"By the rivers of Babylon, there we sat weeping"

"By the rivers of Babylon
there we sat weeping
when we remembered Zion.
On the poplars in its midst
we hung up our harps."
(Psalm 137:1-2)
Almost 2600 years ago, the unthinkable happened.

The children of Israel were sent into exile in Babylon. The Holy Temple, the seat where the presence of God dwelt in their midst was lost.

They were forced to re-experience and re-examine their faith in the light of this new reality.

A Modern Parallel

A few weeks ago, we were sitting in our churches, preparing for the coming of the Easter season. Clergy and lay ministers were busily planning the details of Holy Week celebrations. The liturgical austerity of Lent allowed us all to look forward to the grace of Easter: when we would gather in the Lord's house with the ringing of bells, the joyous sounds of the choir and the sweet smell of incense.

And, most importantly, with the Lord in the Holy Eucharist.

The visible, tangible sign of the Passion, Death and Resurrection. The presence of God himself.

Fast forward a few weeks. We are now in the midst of a global pandemic. Lockdown orders have shuttered the churches. Easter liturgies this year will be live-streamed from empty temples.

We have found ourselves in exile.

A New Opportunity

Yet in that exile is a grace-filled opportunity. The children of Israel discovered this in Babylon. Amidst the harshness of their captivity, separated from the temple, they had no choice but to find new ways to express and live out their faith.

And they found those ways.

The Old Testament that we know today was compiled and shaped during this time. Without the temple, the priests and scribes poured their hearts into the old stories of the faith: writing them, teaching them. People composed songs, like Psalm 137 above. The religion of the Israelites became a 'religion of the book', a truly scriptural faith.

Even when the Temple was restored, the faith was never the same. It was better.

That scriptural faith became the root of both Christianity and Modern Judaism. The Lord himself was raised as much in the synagogue as in the Temple.

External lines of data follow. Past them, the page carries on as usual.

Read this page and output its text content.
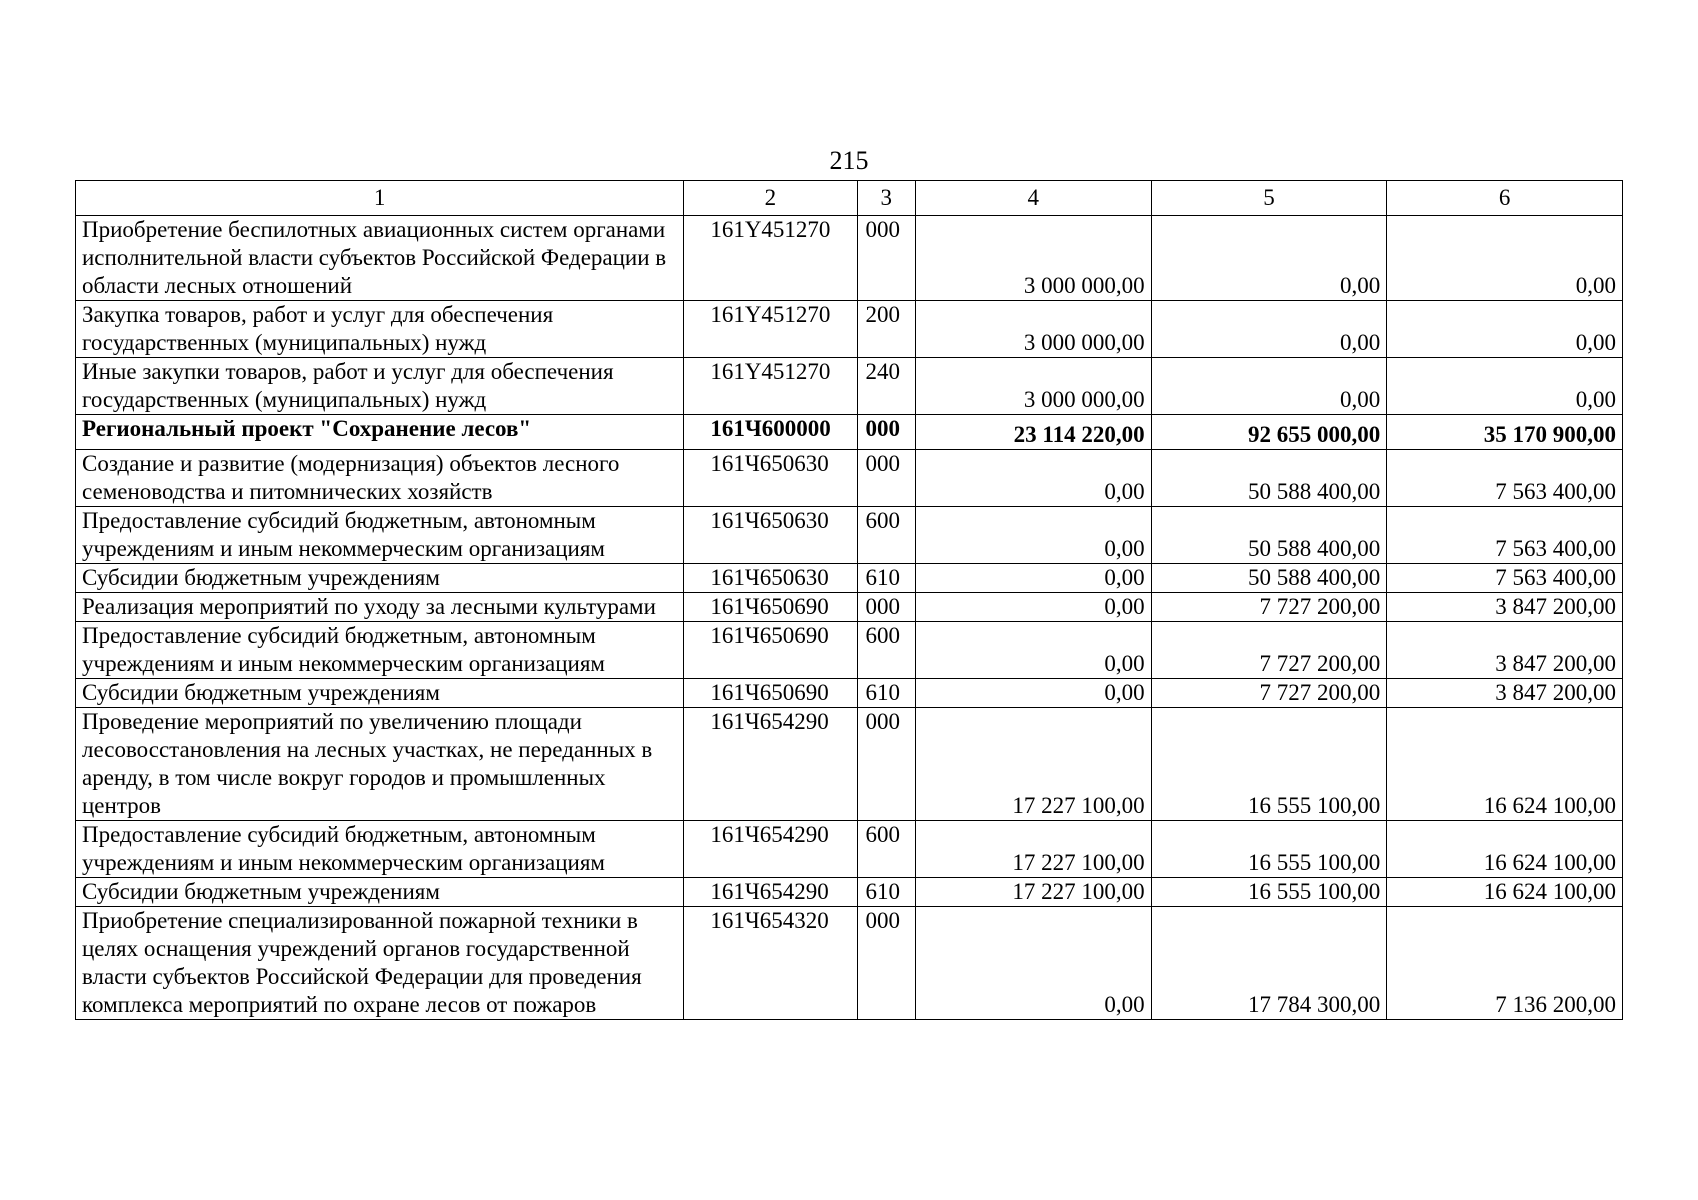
215
1	2	3	4	5	6
Приобретение беспилотных авиационных систем органами исполнительной власти субъектов Российской Федерации в области лесных отношений	161Y451270	000	3 000 000,00	0,00	0,00
Закупка товаров, работ и услуг для обеспечения государственных (муниципальных) нужд	161Y451270	200	3 000 000,00	0,00	0,00
Иные закупки товаров, работ и услуг для обеспечения государственных (муниципальных) нужд	161Y451270	240	3 000 000,00	0,00	0,00
Региональный проект "Сохранение лесов"	161Ч600000	000	23 114 220,00	92 655 000,00	35 170 900,00
Создание и развитие (модернизация) объектов лесного семеноводства и питомнических хозяйств	161Ч650630	000	0,00	50 588 400,00	7 563 400,00
Предоставление субсидий бюджетным, автономным учреждениям и иным некоммерческим организациям	161Ч650630	600	0,00	50 588 400,00	7 563 400,00
Субсидии бюджетным учреждениям	161Ч650630	610	0,00	50 588 400,00	7 563 400,00
Реализация мероприятий по уходу за лесными культурами	161Ч650690	000	0,00	7 727 200,00	3 847 200,00
Предоставление субсидий бюджетным, автономным учреждениям и иным некоммерческим организациям	161Ч650690	600	0,00	7 727 200,00	3 847 200,00
Субсидии бюджетным учреждениям	161Ч650690	610	0,00	7 727 200,00	3 847 200,00
Проведение мероприятий по увеличению площади лесовосстановления на лесных участках, не переданных в аренду, в том числе вокруг городов и промышленных центров	161Ч654290	000	17 227 100,00	16 555 100,00	16 624 100,00
Предоставление субсидий бюджетным, автономным учреждениям и иным некоммерческим организациям	161Ч654290	600	17 227 100,00	16 555 100,00	16 624 100,00
Субсидии бюджетным учреждениям	161Ч654290	610	17 227 100,00	16 555 100,00	16 624 100,00
Приобретение специализированной пожарной техники в целях оснащения учреждений органов государственной власти субъектов Российской Федерации для проведения комплекса мероприятий по охране лесов от пожаров	161Ч654320	000	0,00	17 784 300,00	7 136 200,00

The tribulation of the exile became a new seed of faith.

Re-Experiencing Our Faith

This current exile is an opportunity for us, as well. A chance to re-experience and re-understand our identities as Christians in a new way. How do we have fellowship in quarantine? How do we pray together when we are apart?

We will find ways to make it happen. An our faith will never be the same.

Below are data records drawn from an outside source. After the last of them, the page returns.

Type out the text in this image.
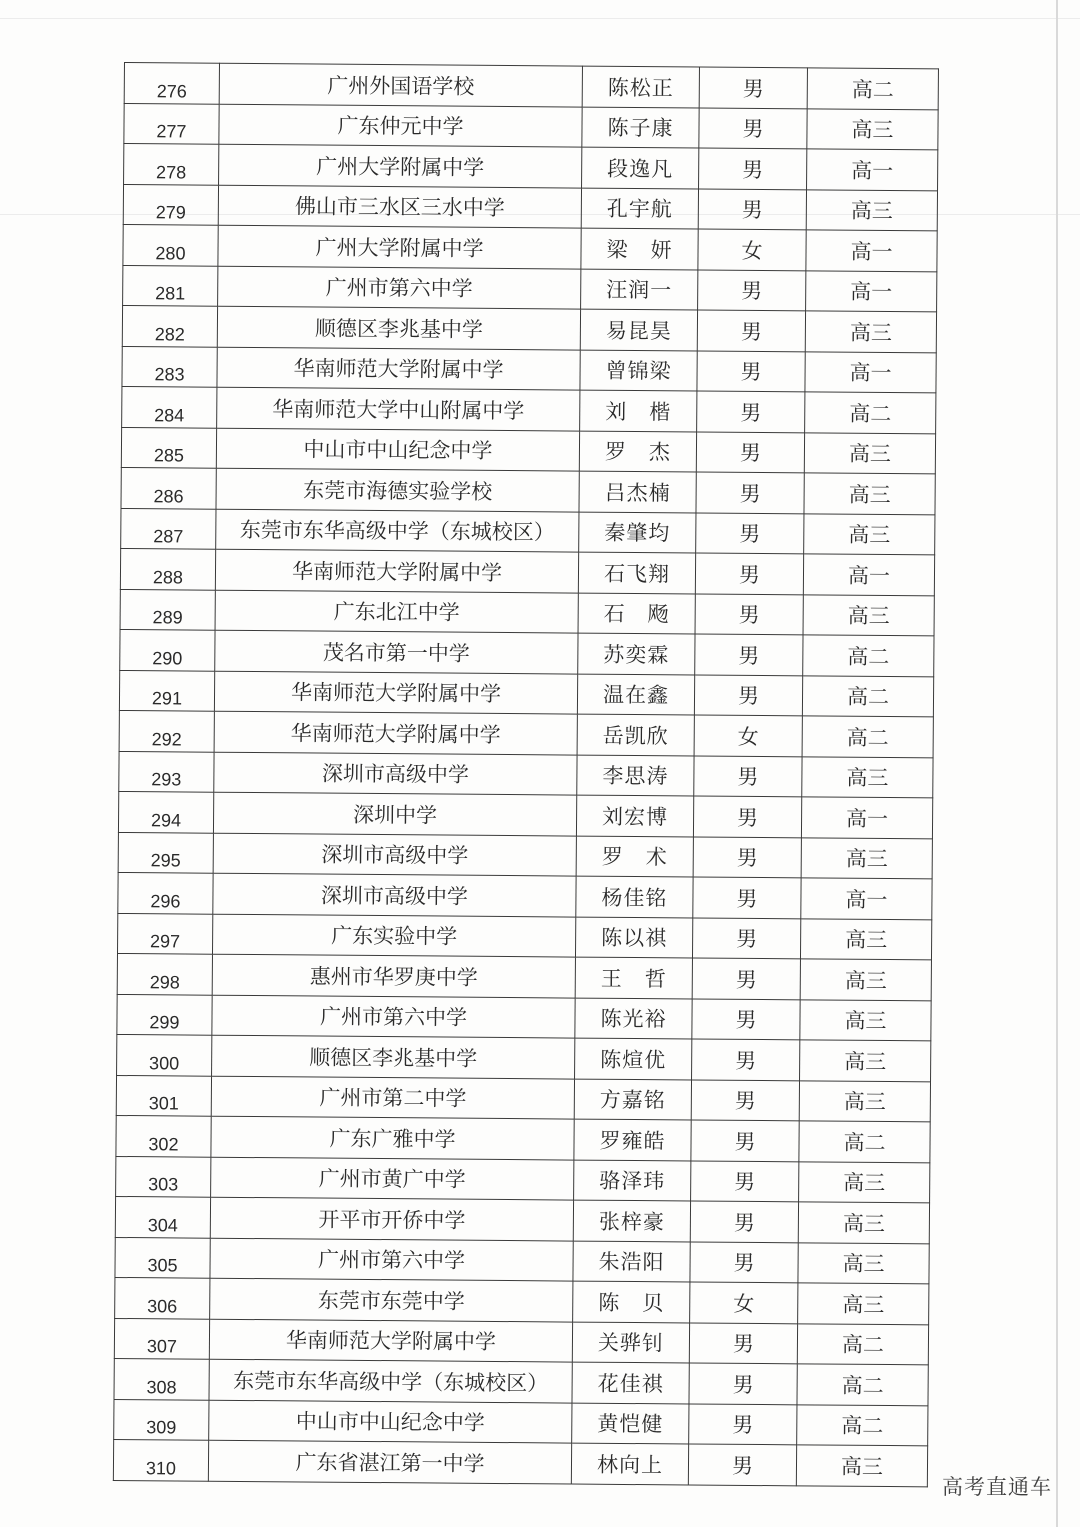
276	广州外国语学校	陈松正	男	高二
277	广东仲元中学	陈子康	男	高三
278	广州大学附属中学	段逸凡	男	高一
279	佛山市三水区三水中学	孔宇航	男	高三
280	广州大学附属中学	梁　妍	女	高一
281	广州市第六中学	汪润一	男	高一
282	顺德区李兆基中学	易昆昊	男	高三
283	华南师范大学附属中学	曾锦梁	男	高一
284	华南师范大学中山附属中学	刘　楷	男	高二
285	中山市中山纪念中学	罗　杰	男	高三
286	东莞市海德实验学校	吕杰楠	男	高三
287	东莞市东华高级中学（东城校区）	秦肇均	男	高三
288	华南师范大学附属中学	石飞翔	男	高一
289	广东北江中学	石　飏	男	高三
290	茂名市第一中学	苏奕霖	男	高二
291	华南师范大学附属中学	温在鑫	男	高二
292	华南师范大学附属中学	岳凯欣	女	高二
293	深圳市高级中学	李思涛	男	高三
294	深圳中学	刘宏博	男	高一
295	深圳市高级中学	罗　术	男	高三
296	深圳市高级中学	杨佳铭	男	高一
297	广东实验中学	陈以祺	男	高三
298	惠州市华罗庚中学	王　哲	男	高三
299	广州市第六中学	陈光裕	男	高三
300	顺德区李兆基中学	陈煊优	男	高三
301	广州市第二中学	方嘉铭	男	高三
302	广东广雅中学	罗雍皓	男	高二
303	广州市黄广中学	骆泽玮	男	高三
304	开平市开侨中学	张梓豪	男	高三
305	广州市第六中学	朱浩阳	男	高三
306	东莞市东莞中学	陈　贝	女	高三
307	华南师范大学附属中学	关骅钊	男	高二
308	东莞市东华高级中学（东城校区）	花佳祺	男	高二
309	中山市中山纪念中学	黄恺健	男	高二
310	广东省湛江第一中学	林向上	男	高三
高考直通车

It sounds like bad news, but it isn't: We will never go back to the way things were before.

That is, at first, a frightening realization...but we are Christians. We believe in providence, in the power of the Holy Spirit. We believe St. Paul when he says:
"We know that all things work for good for those who love God, who are called according to his purpose."
(Romans 8:28)

Not Blind Optimism, but Hope 

This is not to paint a kind of Pollyanna picture of our current situation. Things are bad. They will likely get worse. The human suffering of this current pandemic is real. Followers of Christ are not somehow immune.

We do, however, have what many lack: Hope.

Hope both in this life and in the next. Hope that God is leading us to something new, something better--even if it involves going through a dark valley to get there.

So let us be pilgrims on that Way. Let us allow the Lord to show us that path forward...a path of laus and iubilatio, praise and joy, in the midst of the darkness.